« Pour Lyhanna, on n’oublie pas ! » Ce slogan a résonné dans toute la France ce samedi, alors que des milliers de manifestants, dont de nombreuses familles avec enfants, se sont rassemblés à l’appel d’associations féministes et de défense des enfants pour exiger une « loi-cadre intégrale » contre les violences sexuelles.
Une mobilisation massive à Paris
À Paris, le cortège s’est élancé vers 15 heures de la place de la Bastille en direction de Nation, sous un soleil de plomb. Les manifestants scandaient « La vérité sort de la bouche des enfants », « 160 000 enfants, que faites-vous ? » ou encore « Darmanin, des moyens ! », sur des musiques d’Angèle et Clara Luciani. Les organisateurs ont revendiqué 100 000 participants, saluant « une mobilisation historique contre les violences sexuelles ».
Raphaël, venu avec sa femme et ses deux enfants, a confié à l’AFP : « Nous sommes touchés personnellement en raison des agressions sexuelles dans les écoles où sont nos enfants à Paris. Les politiques font semblant de prendre des mesures. »
Des témoignages poignants
Eline, lycéenne de 17 ans présente dans le cortège, a raconté avoir porté plainte pour un viol cette année. « Le policier m’a dit que ce n’était pas un viol, que cela pouvait ruiner la vie de cet homme, il m’a fait culpabiliser et a remis en cause tout ce que je disais », a-t-elle témoigné.

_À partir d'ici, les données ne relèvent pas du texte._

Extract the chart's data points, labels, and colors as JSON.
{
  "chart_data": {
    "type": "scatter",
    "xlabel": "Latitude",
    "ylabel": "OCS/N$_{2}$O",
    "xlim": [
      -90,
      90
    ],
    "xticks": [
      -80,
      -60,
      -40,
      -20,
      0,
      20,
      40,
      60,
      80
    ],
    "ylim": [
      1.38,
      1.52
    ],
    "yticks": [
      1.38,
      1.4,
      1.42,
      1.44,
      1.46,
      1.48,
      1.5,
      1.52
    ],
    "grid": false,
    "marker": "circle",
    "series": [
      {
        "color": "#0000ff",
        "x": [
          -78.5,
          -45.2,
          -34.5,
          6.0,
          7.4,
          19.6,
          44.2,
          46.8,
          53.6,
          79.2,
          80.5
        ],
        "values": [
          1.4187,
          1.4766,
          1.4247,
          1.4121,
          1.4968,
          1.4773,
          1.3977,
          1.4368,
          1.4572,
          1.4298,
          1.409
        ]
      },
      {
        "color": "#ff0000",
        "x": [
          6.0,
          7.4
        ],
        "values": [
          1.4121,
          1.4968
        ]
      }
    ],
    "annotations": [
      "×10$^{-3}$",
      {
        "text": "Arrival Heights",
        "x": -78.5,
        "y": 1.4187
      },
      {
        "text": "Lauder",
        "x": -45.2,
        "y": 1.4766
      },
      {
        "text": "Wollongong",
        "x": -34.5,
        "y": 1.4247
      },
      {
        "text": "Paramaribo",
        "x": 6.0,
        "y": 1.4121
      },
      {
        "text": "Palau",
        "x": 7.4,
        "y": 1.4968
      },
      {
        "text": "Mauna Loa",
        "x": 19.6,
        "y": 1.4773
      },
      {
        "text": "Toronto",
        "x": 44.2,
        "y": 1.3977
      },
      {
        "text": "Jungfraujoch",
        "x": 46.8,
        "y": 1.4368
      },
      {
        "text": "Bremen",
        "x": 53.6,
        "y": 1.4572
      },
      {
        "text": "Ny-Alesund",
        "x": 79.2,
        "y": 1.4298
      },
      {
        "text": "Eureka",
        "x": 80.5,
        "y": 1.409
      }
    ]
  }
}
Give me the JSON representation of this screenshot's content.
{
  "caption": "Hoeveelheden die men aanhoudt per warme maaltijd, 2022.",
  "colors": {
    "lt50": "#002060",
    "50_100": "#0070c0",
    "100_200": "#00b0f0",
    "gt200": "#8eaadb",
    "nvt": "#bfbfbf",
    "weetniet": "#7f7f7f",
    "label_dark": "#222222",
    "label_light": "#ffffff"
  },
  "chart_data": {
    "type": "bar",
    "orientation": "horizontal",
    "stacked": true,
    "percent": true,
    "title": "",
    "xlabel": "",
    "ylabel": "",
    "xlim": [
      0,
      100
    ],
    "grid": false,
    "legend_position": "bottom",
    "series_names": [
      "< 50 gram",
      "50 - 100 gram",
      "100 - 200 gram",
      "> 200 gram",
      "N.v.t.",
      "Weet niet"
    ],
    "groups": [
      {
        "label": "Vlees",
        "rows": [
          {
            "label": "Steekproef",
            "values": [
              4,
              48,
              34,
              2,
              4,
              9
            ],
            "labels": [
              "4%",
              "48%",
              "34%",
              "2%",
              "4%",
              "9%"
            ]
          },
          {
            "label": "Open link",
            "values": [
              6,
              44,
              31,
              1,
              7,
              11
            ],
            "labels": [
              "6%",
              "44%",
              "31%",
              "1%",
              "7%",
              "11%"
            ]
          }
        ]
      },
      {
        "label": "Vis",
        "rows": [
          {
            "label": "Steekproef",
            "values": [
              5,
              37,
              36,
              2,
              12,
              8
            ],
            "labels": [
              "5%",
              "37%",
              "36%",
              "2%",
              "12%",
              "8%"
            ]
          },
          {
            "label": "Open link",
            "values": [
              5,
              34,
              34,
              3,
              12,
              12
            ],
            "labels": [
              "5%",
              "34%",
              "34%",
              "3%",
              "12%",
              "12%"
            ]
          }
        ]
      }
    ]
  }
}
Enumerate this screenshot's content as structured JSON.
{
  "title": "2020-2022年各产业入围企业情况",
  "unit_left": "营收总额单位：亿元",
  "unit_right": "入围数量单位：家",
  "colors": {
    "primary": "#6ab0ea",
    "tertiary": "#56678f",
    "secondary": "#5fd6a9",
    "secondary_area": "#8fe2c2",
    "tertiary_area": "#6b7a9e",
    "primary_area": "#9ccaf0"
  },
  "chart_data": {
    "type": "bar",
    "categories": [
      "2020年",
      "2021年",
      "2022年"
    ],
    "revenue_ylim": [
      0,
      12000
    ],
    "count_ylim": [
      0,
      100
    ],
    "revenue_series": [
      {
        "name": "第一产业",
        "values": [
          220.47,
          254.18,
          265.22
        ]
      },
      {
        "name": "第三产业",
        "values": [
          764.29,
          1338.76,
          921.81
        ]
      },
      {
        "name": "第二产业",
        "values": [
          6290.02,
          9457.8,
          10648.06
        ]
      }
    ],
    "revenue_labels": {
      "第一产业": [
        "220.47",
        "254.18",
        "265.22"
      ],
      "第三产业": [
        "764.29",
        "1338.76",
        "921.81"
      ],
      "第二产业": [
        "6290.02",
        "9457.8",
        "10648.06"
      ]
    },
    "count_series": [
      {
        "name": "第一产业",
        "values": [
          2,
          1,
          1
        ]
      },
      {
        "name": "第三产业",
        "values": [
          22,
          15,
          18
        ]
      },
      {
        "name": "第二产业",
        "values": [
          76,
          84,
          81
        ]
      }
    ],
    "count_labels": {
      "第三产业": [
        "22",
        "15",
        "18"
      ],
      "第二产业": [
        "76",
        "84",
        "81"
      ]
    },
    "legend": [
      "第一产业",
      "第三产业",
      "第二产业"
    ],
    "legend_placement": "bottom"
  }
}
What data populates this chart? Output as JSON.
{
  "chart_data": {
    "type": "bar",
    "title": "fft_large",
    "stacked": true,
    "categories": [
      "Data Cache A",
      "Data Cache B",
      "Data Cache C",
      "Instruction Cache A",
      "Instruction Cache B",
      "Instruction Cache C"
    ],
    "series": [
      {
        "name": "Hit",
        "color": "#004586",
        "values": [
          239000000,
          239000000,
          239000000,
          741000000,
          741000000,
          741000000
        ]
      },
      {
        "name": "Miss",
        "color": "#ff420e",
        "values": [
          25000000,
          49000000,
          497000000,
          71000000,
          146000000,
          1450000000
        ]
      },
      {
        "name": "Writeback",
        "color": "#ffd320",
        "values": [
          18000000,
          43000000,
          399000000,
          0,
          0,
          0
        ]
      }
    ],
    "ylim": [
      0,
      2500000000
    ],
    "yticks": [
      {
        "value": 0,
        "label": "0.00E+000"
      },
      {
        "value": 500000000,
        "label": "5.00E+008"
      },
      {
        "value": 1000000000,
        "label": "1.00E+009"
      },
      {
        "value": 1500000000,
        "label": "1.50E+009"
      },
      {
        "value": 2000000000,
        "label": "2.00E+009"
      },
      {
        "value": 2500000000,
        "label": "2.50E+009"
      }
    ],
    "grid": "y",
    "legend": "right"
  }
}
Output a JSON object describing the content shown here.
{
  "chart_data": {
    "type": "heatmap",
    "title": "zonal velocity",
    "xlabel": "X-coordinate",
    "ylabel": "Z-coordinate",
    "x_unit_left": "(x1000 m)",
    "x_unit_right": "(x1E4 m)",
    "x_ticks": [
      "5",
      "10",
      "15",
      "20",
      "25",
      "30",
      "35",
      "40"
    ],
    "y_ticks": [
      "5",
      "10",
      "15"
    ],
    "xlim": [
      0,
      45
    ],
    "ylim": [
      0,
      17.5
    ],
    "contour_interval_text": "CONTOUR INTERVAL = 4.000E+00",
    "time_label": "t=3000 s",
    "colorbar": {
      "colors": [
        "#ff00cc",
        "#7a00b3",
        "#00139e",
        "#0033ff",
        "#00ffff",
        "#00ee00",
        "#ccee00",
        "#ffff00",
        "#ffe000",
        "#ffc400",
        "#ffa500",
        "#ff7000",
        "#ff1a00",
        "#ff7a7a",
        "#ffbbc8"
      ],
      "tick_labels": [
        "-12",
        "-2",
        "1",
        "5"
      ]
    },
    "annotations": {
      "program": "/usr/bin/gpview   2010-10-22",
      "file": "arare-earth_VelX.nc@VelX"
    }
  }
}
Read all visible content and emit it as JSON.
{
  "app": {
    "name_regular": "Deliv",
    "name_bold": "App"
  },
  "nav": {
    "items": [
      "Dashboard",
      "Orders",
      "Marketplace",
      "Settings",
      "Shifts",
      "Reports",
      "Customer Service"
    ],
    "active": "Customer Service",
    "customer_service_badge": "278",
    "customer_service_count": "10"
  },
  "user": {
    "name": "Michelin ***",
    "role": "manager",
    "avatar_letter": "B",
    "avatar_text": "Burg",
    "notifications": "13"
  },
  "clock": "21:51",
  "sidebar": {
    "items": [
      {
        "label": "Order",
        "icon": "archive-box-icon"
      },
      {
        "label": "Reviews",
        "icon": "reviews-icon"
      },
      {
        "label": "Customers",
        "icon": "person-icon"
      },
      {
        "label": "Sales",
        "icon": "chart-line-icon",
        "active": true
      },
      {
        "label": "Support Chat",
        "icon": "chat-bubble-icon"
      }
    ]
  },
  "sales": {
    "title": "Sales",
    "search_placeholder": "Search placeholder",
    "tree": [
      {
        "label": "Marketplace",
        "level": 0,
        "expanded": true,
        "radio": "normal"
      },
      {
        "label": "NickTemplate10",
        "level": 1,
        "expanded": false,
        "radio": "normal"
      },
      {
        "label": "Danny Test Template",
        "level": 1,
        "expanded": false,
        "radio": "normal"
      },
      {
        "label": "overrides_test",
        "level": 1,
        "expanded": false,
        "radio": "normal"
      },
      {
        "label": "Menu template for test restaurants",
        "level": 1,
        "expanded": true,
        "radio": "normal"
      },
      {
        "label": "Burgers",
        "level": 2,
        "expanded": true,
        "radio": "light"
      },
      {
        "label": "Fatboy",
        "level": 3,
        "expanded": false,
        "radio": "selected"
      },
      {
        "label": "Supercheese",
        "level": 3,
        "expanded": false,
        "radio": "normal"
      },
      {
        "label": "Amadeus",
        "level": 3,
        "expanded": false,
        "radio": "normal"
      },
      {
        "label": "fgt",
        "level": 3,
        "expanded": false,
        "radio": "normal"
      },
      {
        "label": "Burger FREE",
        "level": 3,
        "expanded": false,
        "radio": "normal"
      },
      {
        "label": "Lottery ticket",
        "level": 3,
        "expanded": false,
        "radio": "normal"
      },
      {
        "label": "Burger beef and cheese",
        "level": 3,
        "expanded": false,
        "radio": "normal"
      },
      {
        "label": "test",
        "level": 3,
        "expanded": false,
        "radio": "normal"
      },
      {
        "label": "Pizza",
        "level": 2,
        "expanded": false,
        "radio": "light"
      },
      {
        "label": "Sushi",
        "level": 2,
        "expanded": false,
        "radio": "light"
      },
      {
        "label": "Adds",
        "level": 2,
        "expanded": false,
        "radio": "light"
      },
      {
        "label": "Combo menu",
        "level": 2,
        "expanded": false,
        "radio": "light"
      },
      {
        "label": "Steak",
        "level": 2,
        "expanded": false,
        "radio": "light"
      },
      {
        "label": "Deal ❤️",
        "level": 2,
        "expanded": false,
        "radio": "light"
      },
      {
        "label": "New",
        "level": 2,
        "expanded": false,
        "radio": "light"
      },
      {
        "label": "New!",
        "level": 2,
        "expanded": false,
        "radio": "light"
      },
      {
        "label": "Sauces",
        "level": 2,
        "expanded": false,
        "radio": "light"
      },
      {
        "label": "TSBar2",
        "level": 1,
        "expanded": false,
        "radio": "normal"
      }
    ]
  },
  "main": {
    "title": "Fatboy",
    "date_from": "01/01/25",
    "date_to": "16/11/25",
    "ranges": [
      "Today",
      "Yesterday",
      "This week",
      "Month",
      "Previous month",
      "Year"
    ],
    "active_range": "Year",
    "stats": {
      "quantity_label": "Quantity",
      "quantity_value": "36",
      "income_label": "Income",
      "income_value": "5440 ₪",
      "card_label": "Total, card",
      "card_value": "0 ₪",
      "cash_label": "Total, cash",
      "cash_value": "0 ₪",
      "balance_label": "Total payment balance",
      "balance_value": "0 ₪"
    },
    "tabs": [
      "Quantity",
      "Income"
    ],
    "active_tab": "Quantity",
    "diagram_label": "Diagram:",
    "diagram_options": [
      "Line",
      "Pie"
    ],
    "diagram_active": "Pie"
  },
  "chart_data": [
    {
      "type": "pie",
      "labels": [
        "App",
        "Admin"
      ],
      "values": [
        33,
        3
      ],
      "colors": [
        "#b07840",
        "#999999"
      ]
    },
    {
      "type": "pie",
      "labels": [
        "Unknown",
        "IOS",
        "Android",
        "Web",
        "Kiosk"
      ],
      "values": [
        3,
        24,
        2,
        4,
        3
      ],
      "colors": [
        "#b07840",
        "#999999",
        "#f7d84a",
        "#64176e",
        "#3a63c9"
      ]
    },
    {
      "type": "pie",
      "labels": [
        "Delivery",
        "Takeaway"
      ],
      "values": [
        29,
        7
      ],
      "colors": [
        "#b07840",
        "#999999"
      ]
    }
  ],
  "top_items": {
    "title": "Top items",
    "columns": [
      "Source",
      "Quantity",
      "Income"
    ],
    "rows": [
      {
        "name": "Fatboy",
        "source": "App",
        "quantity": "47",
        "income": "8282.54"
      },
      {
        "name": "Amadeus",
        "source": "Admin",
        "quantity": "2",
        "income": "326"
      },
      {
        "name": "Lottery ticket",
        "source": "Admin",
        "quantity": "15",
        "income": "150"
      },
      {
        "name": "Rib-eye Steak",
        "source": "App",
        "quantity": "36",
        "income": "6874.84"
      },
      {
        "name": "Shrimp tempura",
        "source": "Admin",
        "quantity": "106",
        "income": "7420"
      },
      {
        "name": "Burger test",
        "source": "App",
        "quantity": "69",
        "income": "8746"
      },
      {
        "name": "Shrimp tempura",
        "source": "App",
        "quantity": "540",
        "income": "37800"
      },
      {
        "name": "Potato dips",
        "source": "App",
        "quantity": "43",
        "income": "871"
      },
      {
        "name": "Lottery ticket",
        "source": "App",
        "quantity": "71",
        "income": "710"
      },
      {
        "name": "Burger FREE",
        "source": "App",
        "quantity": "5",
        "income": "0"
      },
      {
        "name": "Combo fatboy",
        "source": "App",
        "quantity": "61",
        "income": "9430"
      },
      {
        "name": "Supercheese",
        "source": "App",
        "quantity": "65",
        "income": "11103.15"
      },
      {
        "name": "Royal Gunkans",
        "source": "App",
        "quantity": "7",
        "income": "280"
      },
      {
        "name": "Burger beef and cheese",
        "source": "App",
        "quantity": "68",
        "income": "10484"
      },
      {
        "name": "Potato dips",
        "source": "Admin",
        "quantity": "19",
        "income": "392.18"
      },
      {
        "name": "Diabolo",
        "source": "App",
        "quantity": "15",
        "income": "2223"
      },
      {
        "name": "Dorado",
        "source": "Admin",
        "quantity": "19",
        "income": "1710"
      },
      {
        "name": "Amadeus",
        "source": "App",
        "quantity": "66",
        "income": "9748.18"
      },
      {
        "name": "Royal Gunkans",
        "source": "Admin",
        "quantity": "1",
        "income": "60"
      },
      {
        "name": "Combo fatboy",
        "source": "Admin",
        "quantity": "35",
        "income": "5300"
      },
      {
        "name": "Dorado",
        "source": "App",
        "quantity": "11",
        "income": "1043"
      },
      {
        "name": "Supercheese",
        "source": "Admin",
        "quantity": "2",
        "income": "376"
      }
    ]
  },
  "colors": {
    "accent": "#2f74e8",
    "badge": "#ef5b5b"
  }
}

Anne-Cécile Mailfert, présidente de la Fondation des femmes, a déclaré en amont de la manifestation : « On ne peut pas se contenter de cette justice sous-dotée en moyens et qui protège les agresseurs plutôt que les victimes. Avec 94 % de classements sans suite des plaintes pour viol, il y a de nombreux agresseurs qui sont signalés à la justice et ne sont pas inquiétés. »
Dans l’affaire Lyhanna, l’écrivaine Virginie Grimaldi a déploré auprès de l’AFP : « Le gouvernement a fait passer les failles de l’enquête pour des dysfonctionnements alors que c’est comme ça que la justice fonctionne en France. »
Des rassemblements dans toute la France
Des manifestations étaient organisées dans quelque 110 villes, comme Agen, Dijon ou Toulouse. À Rennes, 200 à 300 personnes se sont rassemblées dans la matinée. François Rouillard, 43 ans et père de deux filles, a dit à l’AFP souhaiter « un peu plus d’éducation au niveau de l’école » et plus largement « parler du rapport hommes-femmes, du respect ».
Dans leur appel, les organisateurs, qui rassemblent 180 associations, réclament une loi « globale » plutôt que des « mesures et des lois parcellaires, dictées par l’urgence d’affaires successives ». Ce texte permettrait de lutter « à 360 degrés » contre les violences, allant de la prévention et du traitement judiciaire à l’accompagnement des victimes, notamment les plus vulnérables.
Des mesures à l’étude
Cette « coalition féministe et enfantiste pour une loi intégrale » avait proposé fin 2024 un ensemble de 140 mesures, sur le modèle de l’Espagne. Elles ont inspiré une proposition de loi de 78 mesures déposée fin 2025 par la députée socialiste Céline Thiébault-Martinez et cosignée par une centaine de députés principalement de gauche (hors LFI) et de la coalition gouvernementale.
Depuis l’affaire Lyhanna, cette collégienne de 11 ans violée et tuée dans le Gers, la coalition organise chaque lundi soir des rassemblements devant les tribunaux en régions et devant le ministère de la Justice à Paris. Plus de 340 000 personnes ont signé une pétition en ligne pour cette loi. Dans le sillage du drame, le gouvernement a annoncé des mesures de lutte contre la pédocriminalité, dont certaines inspirées des associations.